Between them they want to attract more institutional investors into crypto markets.

The fact we can't ignore is that self-regulation, however noble in intent, tends to be self-serving by nature, and is intended to blunt or deflect hefty regulation which could stifle not just innovation, but profits.

As expected, CryptoUK acts more like a lobbying group, pressuring MPs and policymakers to take a liberal line on regulation, even while Parliament’s powerful Treasury Select Committee continues its long-running investigation into digital currencies.

The legal status of cryptocurrencies is still under review, even in major economies across the world.

Some, like Belarus, Gibraltar or Mexico have allowed cryptocurrency markets to operate, with specific laws underpinning their usage.
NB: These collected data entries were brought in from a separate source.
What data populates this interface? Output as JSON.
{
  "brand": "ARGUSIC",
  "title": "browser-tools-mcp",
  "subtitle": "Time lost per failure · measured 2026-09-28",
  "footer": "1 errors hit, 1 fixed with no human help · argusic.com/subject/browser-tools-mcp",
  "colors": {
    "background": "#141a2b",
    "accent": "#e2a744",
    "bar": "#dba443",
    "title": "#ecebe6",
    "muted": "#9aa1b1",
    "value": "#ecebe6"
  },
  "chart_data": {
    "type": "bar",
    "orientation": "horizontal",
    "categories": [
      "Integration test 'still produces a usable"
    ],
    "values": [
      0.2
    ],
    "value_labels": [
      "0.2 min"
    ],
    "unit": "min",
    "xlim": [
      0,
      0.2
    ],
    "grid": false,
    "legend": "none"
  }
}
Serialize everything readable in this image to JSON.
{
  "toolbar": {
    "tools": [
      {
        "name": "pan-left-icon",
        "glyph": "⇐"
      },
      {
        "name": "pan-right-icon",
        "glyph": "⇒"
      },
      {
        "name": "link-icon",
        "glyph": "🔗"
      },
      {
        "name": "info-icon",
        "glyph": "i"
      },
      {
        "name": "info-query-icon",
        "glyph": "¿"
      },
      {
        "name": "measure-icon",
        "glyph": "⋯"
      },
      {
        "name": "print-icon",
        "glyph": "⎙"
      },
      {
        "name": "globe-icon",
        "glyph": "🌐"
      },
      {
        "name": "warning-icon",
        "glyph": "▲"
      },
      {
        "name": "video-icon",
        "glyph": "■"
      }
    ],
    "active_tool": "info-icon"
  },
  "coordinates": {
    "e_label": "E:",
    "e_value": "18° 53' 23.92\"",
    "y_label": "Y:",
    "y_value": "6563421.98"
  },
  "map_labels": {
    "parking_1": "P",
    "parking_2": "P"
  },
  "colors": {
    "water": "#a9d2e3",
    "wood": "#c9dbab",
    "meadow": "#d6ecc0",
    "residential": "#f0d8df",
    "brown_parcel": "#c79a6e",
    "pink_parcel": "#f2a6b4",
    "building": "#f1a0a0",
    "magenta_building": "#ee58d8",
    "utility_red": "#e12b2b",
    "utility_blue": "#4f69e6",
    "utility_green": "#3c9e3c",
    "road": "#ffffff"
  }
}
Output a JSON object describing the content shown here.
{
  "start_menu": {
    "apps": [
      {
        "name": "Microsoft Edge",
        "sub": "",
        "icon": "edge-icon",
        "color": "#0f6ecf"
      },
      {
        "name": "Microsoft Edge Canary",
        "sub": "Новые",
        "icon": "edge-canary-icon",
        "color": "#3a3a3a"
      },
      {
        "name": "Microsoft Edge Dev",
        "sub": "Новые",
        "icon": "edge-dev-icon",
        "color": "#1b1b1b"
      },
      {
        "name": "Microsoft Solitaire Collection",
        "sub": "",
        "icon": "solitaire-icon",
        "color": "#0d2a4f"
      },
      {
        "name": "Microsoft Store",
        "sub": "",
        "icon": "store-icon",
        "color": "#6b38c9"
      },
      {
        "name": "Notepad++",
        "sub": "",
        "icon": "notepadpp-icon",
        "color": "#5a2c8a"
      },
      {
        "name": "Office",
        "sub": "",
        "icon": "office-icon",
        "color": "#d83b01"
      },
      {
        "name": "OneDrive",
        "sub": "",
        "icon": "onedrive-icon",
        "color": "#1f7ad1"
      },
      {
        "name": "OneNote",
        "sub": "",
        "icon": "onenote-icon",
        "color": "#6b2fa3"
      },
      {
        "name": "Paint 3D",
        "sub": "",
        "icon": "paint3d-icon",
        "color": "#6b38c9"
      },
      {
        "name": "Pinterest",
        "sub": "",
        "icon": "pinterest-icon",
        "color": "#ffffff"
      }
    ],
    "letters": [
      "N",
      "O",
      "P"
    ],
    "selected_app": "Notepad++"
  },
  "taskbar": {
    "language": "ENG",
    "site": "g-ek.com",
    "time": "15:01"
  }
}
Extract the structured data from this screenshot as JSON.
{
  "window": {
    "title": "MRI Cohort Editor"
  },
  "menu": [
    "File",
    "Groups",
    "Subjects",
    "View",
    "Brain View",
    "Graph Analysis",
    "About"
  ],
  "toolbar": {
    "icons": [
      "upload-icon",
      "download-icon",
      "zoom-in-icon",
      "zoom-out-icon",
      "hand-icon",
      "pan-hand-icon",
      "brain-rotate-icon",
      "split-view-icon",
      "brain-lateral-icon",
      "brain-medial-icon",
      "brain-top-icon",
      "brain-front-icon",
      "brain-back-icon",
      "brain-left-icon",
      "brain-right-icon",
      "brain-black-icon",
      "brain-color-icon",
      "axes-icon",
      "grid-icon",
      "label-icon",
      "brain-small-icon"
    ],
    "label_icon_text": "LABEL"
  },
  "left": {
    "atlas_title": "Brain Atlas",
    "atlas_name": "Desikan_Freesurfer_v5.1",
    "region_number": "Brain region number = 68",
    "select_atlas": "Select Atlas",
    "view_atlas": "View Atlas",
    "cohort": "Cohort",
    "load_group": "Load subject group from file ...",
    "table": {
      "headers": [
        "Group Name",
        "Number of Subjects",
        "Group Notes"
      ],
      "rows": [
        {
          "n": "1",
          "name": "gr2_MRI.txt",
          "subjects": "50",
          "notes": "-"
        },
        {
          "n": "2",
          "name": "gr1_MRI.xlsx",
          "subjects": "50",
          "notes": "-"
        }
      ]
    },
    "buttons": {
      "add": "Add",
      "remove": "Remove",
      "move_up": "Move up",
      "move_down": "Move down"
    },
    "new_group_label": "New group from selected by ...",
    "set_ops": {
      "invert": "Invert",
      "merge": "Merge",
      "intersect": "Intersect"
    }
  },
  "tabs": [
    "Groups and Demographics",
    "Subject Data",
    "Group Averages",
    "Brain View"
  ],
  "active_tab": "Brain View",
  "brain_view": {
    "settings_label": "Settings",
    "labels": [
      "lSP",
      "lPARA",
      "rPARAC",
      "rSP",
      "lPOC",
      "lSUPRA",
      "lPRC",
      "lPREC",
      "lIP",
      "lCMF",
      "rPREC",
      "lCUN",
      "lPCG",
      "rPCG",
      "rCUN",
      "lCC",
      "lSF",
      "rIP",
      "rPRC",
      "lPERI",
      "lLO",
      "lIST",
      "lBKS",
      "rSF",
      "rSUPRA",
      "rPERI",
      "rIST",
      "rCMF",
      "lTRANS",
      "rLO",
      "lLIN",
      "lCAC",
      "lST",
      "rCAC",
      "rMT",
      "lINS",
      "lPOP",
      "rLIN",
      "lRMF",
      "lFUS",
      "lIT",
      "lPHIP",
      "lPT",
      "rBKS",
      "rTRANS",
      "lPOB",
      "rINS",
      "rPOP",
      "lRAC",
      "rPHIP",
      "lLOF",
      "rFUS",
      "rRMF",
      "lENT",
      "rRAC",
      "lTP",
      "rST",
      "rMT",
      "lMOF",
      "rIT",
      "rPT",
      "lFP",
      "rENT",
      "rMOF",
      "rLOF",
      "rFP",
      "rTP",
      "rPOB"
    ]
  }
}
Others, like China, have issued outright bans.

One trend we are seeing is small GDP, low population countries like Malta, dubbed ‘Blockchain Island’ by its own government, taking advantage of the lack of regulatory certainty elsewhere to attract cryptocurrency companies to their shores. These in their way will become akin to the tax havens of the British Virgin Islands, Vanuatu, or the Cayman Islands.

The VCA is wasting no time, for its part. The new body is scheduled to hold its inaugural meeting in September 2018. The industry is keeping a very close eye on what comes next.